First, the POST request to /introspect: this endpoint requires our Client Id and, of course, the access_token. Just like the token endpoint, this endpoint accesses form encoded data, so we are using the form option.

In the callback from that request, we’ll parse the body into usable JSON and check that active value. If it’s good, we’ll go ahead and make the /api/user/registration/ request, which requires a User Id (“subscriber” or sub in OAuth jargon) and our Application Id—we need both, because one user can have different data in each FusionAuth application.

Finally, in the registration callback, we’ll parse the body returned from /api/user/registration and res.send everything back to the React client.

Now, go through the login process, and you should see “Welcome, [your email address]!”.

That’s login sorted.
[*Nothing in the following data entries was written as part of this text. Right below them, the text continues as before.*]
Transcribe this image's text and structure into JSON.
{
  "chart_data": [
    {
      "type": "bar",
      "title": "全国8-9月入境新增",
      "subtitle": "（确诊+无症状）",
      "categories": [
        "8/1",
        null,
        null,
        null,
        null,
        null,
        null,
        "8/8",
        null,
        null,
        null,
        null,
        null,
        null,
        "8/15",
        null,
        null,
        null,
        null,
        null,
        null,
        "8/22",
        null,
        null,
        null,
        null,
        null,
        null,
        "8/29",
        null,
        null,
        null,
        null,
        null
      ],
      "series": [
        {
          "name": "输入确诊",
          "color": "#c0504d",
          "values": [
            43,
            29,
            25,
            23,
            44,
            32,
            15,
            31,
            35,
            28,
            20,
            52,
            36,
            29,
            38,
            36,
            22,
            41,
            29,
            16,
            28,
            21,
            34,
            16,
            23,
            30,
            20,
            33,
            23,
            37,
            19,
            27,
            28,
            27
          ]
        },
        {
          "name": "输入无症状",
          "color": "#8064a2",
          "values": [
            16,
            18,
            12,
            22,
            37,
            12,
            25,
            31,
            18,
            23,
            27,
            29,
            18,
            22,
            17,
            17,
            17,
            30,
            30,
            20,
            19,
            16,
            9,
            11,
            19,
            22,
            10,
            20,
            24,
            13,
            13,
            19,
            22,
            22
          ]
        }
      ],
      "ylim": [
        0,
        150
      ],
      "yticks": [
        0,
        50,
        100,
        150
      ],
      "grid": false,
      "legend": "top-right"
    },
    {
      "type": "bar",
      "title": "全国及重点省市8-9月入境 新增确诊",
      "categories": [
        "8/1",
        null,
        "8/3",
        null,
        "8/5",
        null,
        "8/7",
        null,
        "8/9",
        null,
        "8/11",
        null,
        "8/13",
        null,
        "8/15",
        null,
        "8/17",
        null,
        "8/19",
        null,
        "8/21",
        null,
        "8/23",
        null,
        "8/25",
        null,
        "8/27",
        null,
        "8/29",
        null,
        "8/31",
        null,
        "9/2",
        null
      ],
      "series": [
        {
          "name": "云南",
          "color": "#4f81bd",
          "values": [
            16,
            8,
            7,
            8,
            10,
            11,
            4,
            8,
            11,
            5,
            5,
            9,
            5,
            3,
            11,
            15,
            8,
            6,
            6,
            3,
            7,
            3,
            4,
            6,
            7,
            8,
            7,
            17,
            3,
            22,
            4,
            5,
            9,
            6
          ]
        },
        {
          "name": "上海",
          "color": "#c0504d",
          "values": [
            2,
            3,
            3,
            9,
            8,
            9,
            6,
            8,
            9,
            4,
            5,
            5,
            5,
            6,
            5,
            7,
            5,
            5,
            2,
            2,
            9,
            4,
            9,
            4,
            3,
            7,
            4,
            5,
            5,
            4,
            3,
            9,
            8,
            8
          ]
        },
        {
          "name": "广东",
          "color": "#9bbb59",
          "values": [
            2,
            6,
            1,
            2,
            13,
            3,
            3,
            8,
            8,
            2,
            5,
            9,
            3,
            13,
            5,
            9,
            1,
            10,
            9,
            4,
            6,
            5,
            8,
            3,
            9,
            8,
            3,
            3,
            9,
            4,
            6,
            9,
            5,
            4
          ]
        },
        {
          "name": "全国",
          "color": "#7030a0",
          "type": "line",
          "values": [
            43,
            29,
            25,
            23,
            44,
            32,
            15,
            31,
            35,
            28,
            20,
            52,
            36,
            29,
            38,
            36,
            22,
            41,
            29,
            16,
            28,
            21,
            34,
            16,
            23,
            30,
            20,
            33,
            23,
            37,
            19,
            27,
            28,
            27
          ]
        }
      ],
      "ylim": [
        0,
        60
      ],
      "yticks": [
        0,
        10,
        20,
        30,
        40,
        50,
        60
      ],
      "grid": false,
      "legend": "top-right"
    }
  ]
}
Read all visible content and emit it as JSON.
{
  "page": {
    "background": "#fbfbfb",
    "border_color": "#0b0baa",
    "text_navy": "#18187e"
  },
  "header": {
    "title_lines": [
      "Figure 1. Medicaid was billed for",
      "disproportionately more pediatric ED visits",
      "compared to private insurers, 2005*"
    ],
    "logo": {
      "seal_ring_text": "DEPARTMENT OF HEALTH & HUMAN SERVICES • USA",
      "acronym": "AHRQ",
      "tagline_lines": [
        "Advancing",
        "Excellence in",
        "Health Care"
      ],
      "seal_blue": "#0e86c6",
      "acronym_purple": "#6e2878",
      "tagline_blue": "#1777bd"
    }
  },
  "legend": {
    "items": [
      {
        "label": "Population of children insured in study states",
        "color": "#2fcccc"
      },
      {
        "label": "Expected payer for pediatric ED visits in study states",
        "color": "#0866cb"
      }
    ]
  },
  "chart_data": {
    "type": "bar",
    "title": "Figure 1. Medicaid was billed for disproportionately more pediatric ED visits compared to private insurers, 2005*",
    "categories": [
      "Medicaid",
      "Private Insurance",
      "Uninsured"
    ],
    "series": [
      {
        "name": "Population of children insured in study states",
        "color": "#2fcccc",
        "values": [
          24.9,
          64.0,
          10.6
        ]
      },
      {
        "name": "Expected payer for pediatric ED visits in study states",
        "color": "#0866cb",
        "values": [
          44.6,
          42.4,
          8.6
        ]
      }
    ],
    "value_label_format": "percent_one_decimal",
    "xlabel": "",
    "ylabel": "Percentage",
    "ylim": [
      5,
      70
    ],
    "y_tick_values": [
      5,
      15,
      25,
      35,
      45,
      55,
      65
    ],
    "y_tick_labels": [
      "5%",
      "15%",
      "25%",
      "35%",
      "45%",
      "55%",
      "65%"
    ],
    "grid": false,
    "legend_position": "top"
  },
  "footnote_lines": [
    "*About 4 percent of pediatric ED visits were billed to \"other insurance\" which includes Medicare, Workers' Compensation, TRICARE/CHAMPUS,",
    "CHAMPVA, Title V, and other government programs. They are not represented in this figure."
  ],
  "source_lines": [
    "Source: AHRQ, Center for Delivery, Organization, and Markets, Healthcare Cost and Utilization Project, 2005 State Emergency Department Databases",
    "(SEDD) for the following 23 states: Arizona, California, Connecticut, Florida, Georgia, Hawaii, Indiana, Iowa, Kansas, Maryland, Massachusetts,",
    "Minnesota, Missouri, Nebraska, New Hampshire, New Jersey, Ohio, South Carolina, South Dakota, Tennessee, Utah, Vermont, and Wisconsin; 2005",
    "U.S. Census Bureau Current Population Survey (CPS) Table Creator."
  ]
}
The next thing you’ll probably want to tackle is logout.

Logging out

Just like /login, we’ll create a /logout route to make logging out easily accessible anywhere in our React client.

touch server/routes/logout.js

Here is how your filetree should look so far for your server directory:

server ├─routes │ ├─login.js │ ├─logout.js │ ├─oauth-callback.js │ └─user.js └─index.js

In server/index.js:

// ... const logoutRoute = (require('./routes/logout')); // ... // use routes app.use('/user', userRoute); app.use('/login', loginRoute); app.use('/oauth-callback', oauthCallbackRoute); app.use('/logout', logoutRoute); // ...

Our /logout route will wipe the user’s saved login by deleting:

  • A browser cookie that connects the browser to the server-side session
  • Our Express server-side session (and the token we store there)
  • FusionAuth’s OAuth session for that user

The first two are accomplished by calling the function req.session.destroy(). The last is done by redirecting the user to FusionAuth’s /oauth2/logout endpoint.

In server/routes/logout.js:

const express = require('express'); const router = express.Router(); const config = require('../../client/src/config'); router.get('/', (req, res) => { // delete the session req.session.destroy(); // end FusionAuth session res.redirect(`http://localhost:${config.fusionAuthPort}/oauth2/logout?client_id=${config.clientID}`); }); module.exports = router;

After cleaning up, FusionAuth will redirect to the React app, because we configured the main entry point of our React app as the “Logout URL” in the FusionAuth application configuration.

Try it out. You can also watch cookies in your browser’s developer tools to see it working.


FusionAuth has made troubleshooting easy. If you’ve missed a setting in your OAuth configuration, you will most likely see an error message come back telling you what you’ve missed. Check back through the settings above to make sure you have copied the correct information over from FusionAuth, and that you have saved both the OAuth settings as well as the Attribute Mapping in the miniOrange OAuth Client.

You might find that after a restart or a long time between logins, your FusionAuth instance will log out. When that happens, clicking the login on your login form will add an additional step for you to log into your FusionAuth instance again so that it can access the needed credentials.

Take it further

Some areas that you may want explore further::

  • Using PKCE (pronounced ‘Pixie’) to give an additional layer of security to your React app’s login workflows.
  • Exploring roles and self-registration.
  • Using an iFrame to have a custom login screen with no redirects.

Now you know how to integrate a React application with an OAuth server like FusionAuth. By delegating authentication to such a server, your react application can focus on building features, not auth.